Responsible diet and exercise have proven time and time again to be the elements of good health and longevity. I coined a phrase that I think sums up the risk of not taking care of yourself: “Tampering with original equipment voids manufacturer’s warranty!”
Crossroads Diversified Services Inc.
Dirty Little Secret
CFO MAGAZINE SHOULD be commended for shining the light on corporate finance’s dirty little secret: The corporate financial and managerial club remains a bastion of “white guys in ties” (“The Illusion of Inclusion,” May). Sadly, your statistics are no secret in the minority community. Rather than implement diversity initiatives, many corporations bury their heads in their quarterly financials, while others are still run by “good ol’ boy” managers and boards.
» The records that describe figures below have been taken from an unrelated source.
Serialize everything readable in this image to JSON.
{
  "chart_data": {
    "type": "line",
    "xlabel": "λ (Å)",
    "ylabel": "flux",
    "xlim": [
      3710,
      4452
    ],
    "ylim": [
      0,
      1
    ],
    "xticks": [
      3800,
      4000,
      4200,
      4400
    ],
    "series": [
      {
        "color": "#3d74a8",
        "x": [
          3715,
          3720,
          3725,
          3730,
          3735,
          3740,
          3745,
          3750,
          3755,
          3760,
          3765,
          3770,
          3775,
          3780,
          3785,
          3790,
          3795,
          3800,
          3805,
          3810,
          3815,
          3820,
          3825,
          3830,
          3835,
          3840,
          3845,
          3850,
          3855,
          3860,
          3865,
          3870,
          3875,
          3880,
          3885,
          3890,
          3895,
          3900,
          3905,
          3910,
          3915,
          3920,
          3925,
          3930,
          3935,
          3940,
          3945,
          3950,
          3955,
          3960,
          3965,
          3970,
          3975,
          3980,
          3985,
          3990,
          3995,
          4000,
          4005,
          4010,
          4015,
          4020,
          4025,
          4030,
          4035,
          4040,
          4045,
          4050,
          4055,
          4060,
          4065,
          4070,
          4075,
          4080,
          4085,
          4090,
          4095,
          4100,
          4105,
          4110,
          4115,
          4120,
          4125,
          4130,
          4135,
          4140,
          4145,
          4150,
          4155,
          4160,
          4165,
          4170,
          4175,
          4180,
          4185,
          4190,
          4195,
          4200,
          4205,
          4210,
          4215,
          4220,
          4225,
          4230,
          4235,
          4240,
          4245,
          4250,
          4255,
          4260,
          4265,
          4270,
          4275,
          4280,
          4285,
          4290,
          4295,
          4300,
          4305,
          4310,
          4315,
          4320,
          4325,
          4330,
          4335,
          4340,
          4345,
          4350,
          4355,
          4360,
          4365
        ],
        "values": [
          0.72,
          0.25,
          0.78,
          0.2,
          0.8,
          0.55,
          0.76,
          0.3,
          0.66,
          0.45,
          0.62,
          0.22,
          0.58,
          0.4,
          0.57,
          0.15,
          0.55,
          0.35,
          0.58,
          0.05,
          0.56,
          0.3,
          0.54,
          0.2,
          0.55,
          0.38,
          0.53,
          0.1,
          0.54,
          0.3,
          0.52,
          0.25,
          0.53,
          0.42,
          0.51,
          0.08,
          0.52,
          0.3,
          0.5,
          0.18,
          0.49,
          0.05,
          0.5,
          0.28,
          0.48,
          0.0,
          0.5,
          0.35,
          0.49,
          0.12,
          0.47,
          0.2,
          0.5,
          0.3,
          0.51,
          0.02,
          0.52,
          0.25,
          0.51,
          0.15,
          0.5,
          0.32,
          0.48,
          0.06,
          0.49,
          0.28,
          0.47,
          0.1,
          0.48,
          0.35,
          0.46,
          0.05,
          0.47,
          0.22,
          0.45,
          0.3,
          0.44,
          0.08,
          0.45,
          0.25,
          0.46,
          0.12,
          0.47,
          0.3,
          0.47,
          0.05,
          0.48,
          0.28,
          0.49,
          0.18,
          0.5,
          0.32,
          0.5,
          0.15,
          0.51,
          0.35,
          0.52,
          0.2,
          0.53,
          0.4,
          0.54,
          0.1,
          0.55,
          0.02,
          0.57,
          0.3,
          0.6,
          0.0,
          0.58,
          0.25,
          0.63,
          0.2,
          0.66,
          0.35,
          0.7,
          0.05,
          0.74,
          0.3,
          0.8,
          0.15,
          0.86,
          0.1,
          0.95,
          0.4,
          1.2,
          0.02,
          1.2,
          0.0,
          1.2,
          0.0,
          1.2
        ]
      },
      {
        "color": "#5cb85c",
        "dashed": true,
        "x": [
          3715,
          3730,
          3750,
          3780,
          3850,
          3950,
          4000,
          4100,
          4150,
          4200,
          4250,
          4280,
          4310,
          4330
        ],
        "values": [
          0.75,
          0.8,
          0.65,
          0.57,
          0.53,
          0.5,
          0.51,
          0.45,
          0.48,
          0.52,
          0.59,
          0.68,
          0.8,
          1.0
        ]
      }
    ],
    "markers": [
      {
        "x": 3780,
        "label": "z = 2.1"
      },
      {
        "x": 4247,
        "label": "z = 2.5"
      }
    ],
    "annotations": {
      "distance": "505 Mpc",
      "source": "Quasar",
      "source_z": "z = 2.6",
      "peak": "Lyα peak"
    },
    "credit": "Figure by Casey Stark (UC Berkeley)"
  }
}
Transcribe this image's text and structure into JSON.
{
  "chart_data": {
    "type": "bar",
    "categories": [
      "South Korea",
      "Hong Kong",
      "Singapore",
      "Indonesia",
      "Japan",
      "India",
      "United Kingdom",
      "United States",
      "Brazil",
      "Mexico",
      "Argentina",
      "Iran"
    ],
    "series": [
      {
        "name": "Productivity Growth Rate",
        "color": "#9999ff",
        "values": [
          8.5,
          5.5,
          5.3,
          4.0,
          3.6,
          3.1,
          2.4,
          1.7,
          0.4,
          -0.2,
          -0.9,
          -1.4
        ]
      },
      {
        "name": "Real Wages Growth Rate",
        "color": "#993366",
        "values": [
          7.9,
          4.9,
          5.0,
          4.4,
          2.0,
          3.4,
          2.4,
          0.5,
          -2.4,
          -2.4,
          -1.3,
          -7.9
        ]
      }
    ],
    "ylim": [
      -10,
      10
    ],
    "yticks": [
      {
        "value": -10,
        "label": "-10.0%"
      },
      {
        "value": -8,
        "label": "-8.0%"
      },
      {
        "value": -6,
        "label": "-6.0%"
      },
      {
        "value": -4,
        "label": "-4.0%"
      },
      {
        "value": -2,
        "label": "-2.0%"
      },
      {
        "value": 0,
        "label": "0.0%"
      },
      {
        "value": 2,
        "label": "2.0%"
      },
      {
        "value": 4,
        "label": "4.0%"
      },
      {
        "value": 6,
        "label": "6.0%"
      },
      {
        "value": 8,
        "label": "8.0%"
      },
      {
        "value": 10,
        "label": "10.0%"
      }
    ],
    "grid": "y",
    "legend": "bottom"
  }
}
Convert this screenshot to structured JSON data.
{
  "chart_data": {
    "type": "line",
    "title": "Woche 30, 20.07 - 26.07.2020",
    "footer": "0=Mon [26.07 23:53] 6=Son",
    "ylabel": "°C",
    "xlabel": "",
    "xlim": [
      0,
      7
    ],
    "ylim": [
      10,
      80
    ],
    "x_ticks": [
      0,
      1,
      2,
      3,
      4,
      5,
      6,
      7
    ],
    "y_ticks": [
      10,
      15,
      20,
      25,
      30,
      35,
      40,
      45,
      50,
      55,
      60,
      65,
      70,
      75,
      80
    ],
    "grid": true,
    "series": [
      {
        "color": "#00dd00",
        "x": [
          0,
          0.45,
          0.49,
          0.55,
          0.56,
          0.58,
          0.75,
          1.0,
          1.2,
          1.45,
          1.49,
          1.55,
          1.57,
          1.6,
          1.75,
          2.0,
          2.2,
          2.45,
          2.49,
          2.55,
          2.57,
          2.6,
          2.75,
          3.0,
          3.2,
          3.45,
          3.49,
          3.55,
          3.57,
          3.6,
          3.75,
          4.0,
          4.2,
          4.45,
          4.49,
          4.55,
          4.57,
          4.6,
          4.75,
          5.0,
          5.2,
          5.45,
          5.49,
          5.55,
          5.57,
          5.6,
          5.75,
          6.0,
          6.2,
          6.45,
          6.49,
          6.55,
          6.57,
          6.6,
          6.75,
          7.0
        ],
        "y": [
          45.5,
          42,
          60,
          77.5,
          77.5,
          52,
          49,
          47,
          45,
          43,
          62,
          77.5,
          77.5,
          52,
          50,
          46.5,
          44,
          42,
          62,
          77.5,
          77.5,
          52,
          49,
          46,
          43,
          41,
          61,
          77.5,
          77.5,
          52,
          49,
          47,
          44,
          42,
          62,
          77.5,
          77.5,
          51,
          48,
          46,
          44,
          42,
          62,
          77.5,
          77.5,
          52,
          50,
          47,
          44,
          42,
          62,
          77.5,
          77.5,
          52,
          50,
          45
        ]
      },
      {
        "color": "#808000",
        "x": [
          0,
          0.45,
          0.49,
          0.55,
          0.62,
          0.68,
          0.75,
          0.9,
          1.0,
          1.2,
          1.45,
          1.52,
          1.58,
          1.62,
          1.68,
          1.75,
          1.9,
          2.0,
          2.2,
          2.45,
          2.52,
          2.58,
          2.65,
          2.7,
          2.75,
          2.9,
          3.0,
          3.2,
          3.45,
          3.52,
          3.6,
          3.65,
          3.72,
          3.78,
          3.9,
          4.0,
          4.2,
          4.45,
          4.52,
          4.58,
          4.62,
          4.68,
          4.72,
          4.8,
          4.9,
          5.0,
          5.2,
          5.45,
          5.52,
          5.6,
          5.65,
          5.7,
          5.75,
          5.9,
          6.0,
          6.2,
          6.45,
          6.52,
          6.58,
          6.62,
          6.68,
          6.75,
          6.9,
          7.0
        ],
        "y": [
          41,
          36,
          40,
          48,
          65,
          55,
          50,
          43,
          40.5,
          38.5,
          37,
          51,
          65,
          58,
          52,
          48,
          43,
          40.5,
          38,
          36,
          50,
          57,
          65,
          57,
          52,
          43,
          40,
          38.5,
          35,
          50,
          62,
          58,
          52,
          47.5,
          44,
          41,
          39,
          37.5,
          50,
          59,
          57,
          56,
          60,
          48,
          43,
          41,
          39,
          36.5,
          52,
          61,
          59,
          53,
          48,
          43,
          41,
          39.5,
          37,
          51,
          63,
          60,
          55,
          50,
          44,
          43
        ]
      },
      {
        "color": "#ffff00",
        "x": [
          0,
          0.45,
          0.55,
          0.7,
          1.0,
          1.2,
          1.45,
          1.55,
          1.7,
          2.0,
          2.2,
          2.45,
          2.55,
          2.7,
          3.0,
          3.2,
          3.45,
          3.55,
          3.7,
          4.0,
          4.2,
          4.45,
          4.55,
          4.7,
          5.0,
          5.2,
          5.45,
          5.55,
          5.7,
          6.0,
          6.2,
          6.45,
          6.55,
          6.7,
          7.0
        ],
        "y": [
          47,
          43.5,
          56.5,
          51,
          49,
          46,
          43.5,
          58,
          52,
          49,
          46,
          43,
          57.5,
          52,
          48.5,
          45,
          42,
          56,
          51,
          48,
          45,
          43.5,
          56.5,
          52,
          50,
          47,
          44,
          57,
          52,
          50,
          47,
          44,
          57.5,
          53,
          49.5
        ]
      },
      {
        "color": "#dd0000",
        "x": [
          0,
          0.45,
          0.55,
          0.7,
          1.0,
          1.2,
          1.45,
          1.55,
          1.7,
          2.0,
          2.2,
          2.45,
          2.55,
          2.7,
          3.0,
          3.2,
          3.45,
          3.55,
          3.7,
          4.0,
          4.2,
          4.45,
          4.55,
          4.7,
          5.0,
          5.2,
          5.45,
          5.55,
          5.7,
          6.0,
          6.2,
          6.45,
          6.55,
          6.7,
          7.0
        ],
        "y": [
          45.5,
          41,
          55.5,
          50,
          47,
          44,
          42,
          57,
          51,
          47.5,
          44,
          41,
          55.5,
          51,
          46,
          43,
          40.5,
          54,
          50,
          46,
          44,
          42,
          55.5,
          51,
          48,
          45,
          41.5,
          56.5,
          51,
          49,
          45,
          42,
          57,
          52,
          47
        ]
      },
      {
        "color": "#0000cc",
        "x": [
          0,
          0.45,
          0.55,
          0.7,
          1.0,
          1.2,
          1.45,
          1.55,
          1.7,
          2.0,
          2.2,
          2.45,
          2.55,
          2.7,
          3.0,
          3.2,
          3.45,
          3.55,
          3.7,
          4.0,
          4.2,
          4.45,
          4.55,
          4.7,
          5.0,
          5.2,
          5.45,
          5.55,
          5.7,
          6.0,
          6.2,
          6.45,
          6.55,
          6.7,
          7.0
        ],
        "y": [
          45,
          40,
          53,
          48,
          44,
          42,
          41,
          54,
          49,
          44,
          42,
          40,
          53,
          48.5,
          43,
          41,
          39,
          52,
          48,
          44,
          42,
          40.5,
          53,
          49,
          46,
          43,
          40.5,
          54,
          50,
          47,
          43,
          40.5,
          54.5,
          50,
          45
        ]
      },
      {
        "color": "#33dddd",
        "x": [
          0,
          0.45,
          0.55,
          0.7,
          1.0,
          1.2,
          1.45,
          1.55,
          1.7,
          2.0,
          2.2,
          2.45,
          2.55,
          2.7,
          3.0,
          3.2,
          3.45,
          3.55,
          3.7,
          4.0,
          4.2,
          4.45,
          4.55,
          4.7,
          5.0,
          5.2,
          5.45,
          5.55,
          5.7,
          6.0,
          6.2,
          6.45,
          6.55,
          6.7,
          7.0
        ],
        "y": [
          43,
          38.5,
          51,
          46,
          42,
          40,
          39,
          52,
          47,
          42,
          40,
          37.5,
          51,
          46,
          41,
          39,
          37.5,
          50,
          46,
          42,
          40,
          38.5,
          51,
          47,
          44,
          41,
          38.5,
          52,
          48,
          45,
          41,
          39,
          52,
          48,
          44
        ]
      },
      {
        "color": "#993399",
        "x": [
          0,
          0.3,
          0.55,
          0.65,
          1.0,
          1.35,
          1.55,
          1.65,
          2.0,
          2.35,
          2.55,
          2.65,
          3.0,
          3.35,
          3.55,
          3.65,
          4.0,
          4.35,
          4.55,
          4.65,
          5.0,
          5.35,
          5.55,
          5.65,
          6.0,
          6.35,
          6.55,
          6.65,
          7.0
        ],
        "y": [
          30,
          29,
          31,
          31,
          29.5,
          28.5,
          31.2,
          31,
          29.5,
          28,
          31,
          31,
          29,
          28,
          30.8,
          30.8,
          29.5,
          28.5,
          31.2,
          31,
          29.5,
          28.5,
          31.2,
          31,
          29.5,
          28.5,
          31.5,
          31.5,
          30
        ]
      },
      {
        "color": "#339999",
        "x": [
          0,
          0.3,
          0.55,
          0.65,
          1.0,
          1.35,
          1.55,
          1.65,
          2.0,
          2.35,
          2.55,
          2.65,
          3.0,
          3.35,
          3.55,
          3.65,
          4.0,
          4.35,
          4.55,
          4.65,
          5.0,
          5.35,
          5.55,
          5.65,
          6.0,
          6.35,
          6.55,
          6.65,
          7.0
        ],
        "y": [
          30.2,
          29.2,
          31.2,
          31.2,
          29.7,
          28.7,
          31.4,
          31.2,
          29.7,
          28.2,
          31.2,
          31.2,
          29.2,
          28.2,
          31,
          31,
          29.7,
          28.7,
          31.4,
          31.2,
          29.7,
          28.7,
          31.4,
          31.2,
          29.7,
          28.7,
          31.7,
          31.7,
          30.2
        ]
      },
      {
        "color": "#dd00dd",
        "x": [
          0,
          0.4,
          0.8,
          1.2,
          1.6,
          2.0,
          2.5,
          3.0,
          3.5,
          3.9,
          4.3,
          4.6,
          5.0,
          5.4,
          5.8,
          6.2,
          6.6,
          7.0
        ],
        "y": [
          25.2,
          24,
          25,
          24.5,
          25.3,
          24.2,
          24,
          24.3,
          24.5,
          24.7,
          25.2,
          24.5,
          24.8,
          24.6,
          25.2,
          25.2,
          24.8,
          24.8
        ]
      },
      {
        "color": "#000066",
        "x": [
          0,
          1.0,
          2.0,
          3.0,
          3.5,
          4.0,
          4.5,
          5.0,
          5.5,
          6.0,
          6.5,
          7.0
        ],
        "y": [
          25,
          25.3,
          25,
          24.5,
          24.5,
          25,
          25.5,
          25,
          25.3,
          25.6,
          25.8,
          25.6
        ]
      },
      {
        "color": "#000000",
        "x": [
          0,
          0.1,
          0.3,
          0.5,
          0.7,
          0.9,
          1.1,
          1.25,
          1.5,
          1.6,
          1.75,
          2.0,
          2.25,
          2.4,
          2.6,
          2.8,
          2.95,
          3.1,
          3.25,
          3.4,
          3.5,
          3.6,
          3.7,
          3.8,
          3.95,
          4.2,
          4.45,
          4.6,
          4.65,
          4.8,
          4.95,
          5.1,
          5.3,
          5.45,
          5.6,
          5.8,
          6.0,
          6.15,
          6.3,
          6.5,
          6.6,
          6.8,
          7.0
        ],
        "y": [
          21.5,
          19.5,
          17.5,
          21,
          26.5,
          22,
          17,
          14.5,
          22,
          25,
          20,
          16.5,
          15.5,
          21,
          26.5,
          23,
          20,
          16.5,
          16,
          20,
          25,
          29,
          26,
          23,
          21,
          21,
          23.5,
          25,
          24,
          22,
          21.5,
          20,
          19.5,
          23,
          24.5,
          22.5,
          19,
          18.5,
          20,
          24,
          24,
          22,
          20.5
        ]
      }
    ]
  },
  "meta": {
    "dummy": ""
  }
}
Four decades of complaints about the “lack of qualified minority candidates” ring hollow when very little is done to mentor and develop existing talent. It’s a shame that the catalyst for corporate change remains its reaction to bad publicity and lawsuits. The sad fact remains that the diversity of talent, opinion, and culture is an underutilized asset in Corporate America.
Kevin J. Garcia
Former Finance Manager
Albuquerque, New Mexico
I FOUND THE TITLE of your article on diversity in the workplace, “The Illusion of Inclusion,” ironic. I read it with the expectation that I would find myself included: a gay professional. Gay, lesbian, bisexual, and transgender people are part of a good diversity program. I am proud that my employer includes sexual orientation in its program, and actually reaffirms it through the company’s actions.
Scott D. Cady
Financial Management Group
Federal Reserve Bank of Minneapolis
A callout quote in “You’ve Got to Have Friends” (August, page 54) was incorrectly attributed to Toys “R” Us Inc. CEO John Eyler. The quote was in fact from Toysrus.com CFO Ray Arthur.
A photograph on page 50 of the September issue was incorrectly credited to Mark Wilson. The photographer was actually Jason Grow.